Since her 2005 debut, Ms. Carlile has amassed an impressive following within and outside of the realm of music, with admirers and friends ranging from Adele to Elton John, to Margo Price, to Kris Kristofferson and Barack Obama. For this, her sixth studio outing, she enlisted producers, Dave Cobb and Shooter Jennings, to oversee proceedings, both with as impressive resumes as you are likely to find in modern roots music. They lend the album crisp brightness, muscular depth and the aural idiosyncrasies that define their work and set it apart from general alt-country fare.

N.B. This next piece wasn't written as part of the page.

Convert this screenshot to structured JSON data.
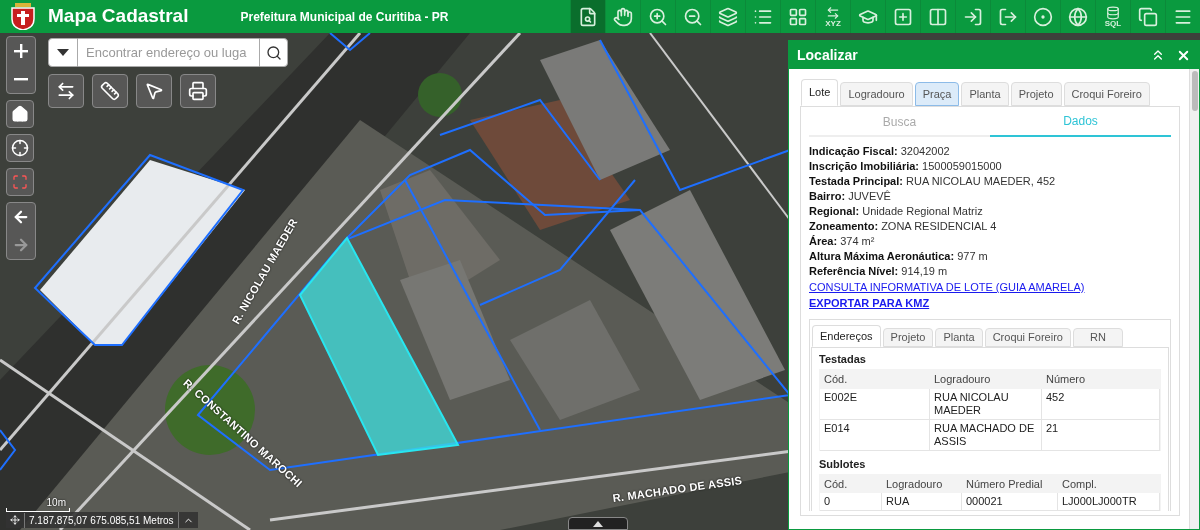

The next crucial contributor outside of the band is the recently departed, legendary composer and arranger Paul Buckmaster, who created the album’s exquisite string parts. Having previously worked together on Give Up the Ghost and Live at Benaroya Hall, the fruit of this partnership is not entirely new, but the two do some of their finest joined work here, with Carlile’s barely controlled shouts and Buckmaster’s stirring strings doling out transcendence in thick belts on tracks like “The Joke” and “Whatever You Do.” If By The Way, I Forgive You is the last work by Buckmaster, who has worked with The Rolling Stones, Leonard Cohen, David Bowie and many more in his long career, it is a fine coda and a worthy entry to his storied oeuvre.
But at the heart of all this, of course, is Carlile herself, and what a heart it is. Difficult is the task of capturing her mastery of voice and pen on this album without sounding hyperbolic. Her vocal abilities are, of course, well known by now. She is in exceptional form on By The Way, I Forgive You, but where she most completely and consistently mystifies are in her words; capturing worlds and histories in couplets with a deftness and empathy that any writer would envy. Every song on the album is dense and worthy of excavation so I will (must) settle for discussing only a few of my favorites.

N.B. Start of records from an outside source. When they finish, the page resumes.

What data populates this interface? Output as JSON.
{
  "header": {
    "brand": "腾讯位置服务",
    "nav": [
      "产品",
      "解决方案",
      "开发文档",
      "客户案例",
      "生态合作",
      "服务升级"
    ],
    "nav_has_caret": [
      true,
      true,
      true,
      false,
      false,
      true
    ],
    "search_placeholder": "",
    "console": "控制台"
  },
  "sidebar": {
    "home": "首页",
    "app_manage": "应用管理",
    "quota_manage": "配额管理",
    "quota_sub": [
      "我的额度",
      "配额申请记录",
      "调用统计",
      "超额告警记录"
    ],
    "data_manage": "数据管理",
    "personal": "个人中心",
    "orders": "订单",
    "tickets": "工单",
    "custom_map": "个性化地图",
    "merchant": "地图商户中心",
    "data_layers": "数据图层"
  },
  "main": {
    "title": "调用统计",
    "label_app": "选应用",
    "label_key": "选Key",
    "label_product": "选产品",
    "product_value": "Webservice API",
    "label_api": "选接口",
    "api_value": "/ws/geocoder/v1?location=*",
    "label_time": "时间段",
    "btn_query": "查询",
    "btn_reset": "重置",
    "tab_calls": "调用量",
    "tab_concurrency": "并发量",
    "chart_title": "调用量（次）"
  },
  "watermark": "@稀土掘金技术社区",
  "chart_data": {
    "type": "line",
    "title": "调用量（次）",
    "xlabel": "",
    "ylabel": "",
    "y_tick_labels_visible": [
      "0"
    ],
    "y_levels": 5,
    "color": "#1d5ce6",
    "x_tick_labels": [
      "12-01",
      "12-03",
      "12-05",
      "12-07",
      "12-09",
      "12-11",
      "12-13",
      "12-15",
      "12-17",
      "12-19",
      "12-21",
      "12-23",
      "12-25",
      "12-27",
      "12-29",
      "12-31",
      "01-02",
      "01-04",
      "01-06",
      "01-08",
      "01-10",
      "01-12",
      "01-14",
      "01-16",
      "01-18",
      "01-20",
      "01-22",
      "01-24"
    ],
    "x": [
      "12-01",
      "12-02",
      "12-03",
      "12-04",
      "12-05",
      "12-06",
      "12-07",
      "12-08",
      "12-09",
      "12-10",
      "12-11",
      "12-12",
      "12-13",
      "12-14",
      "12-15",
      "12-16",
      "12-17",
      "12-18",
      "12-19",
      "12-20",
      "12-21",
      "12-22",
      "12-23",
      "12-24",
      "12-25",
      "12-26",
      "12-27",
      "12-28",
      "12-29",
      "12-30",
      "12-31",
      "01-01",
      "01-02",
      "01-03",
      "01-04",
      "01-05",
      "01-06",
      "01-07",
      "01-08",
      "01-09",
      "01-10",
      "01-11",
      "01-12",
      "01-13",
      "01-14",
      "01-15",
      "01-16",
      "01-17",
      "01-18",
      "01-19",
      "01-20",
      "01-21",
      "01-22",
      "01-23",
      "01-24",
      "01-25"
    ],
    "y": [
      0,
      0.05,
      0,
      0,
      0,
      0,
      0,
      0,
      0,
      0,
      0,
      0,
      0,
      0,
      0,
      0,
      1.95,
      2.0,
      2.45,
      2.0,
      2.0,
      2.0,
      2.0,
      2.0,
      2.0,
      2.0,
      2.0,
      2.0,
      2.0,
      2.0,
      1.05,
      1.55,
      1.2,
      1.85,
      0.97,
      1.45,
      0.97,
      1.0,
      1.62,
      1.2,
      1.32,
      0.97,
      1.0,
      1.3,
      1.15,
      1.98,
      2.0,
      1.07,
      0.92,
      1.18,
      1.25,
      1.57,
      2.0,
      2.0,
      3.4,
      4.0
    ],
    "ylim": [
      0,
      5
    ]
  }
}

The spunky verses of “Hold Out Your Hand” detail pedestrian anguish, times when “the devil don’t take a break,” but the monstrous uplift of the choruses, their sheer, huge grandeur, assert the indomitability of bonded human spirits to inspiring effect. Just after, Carlile commits perhaps the greatest ode to the casual miracle of motherhood ever recorded to tape with “The Mother,” in which she repeatedly and proudly declares the wondrous truth that, despite difficulties and complications and concessions, “I am the mother of Evangeline,” and that is credibly better than anything else. It isn’t the only tearjerker on the album, but a line like, “All the wonders I have seen I will see a second time / From the inside of the ages, through your eyes,” assure that it is probably the most effective.

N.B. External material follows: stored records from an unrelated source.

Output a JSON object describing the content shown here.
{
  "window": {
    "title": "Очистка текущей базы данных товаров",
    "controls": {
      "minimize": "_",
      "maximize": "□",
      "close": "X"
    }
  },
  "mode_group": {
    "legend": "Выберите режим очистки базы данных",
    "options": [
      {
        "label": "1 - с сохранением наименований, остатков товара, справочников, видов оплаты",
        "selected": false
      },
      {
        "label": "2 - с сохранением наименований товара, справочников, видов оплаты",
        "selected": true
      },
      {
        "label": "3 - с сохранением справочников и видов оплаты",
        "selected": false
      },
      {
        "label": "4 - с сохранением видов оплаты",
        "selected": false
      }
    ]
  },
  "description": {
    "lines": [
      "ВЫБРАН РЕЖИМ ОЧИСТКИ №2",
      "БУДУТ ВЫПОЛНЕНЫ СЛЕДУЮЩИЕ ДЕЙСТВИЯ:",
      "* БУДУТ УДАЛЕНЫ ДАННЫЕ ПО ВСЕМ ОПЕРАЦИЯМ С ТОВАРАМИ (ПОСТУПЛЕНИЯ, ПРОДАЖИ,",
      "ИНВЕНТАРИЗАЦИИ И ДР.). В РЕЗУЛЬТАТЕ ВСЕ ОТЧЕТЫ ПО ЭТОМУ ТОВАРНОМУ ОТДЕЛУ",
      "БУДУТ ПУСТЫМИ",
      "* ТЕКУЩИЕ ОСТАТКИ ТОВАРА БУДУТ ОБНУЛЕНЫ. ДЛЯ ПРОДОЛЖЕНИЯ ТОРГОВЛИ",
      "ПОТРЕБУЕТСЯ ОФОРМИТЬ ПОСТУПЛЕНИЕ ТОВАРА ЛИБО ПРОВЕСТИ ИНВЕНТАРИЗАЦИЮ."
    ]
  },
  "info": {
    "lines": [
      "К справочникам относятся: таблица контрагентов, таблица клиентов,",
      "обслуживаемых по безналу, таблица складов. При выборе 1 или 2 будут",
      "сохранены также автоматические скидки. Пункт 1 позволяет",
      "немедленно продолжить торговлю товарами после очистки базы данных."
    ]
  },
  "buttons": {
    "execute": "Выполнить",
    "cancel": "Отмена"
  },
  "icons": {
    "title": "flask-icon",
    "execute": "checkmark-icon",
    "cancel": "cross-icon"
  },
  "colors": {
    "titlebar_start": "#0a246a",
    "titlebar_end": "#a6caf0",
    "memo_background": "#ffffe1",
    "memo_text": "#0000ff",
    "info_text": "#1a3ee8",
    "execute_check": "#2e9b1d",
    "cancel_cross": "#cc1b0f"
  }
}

“Sugartooth” is the most liable tune to puzzle and haunt and provoke after many listenings with its calm fatalism, godlessness and a shattered, doomed protagonist, a “slave to a sugartooth.” “There’s no point now to judge him in vain / If you haven’t been there you don’t know the pain,” Carlile sympathetically sings in the bleak, strange narrative’s most straightforward line, maybe functioning also as a meta warning to listeners.
Everything coalesces on the closer, “Party Of One,” a rare case of a singer-songwriter not just targeting Blue-era Joni Mitchell’s minimalist timbrel approach, but nearing her lyrical sophistication and emotional bareness. It is a heart-stopping song and one I won’t try to reduce to a few representative lines, but it finds Carlile torn between future and past, between leaving and coming home, examining an imperfect love piercingly and admitting to exhaustion from it. The stunning orchestral finale gives a sense of resolution, but the genius of Carlile is such that it does not – cannot – feel unqualified. Few things are certain in any of these songs and By The Way, I Forgive You begs for revisitation and scrutiny and thought. Overriding all of its technical merits, it is a jarringly real album. Listen to it – closely – then listen to it again and again. It will not leave you, and you should not want it to.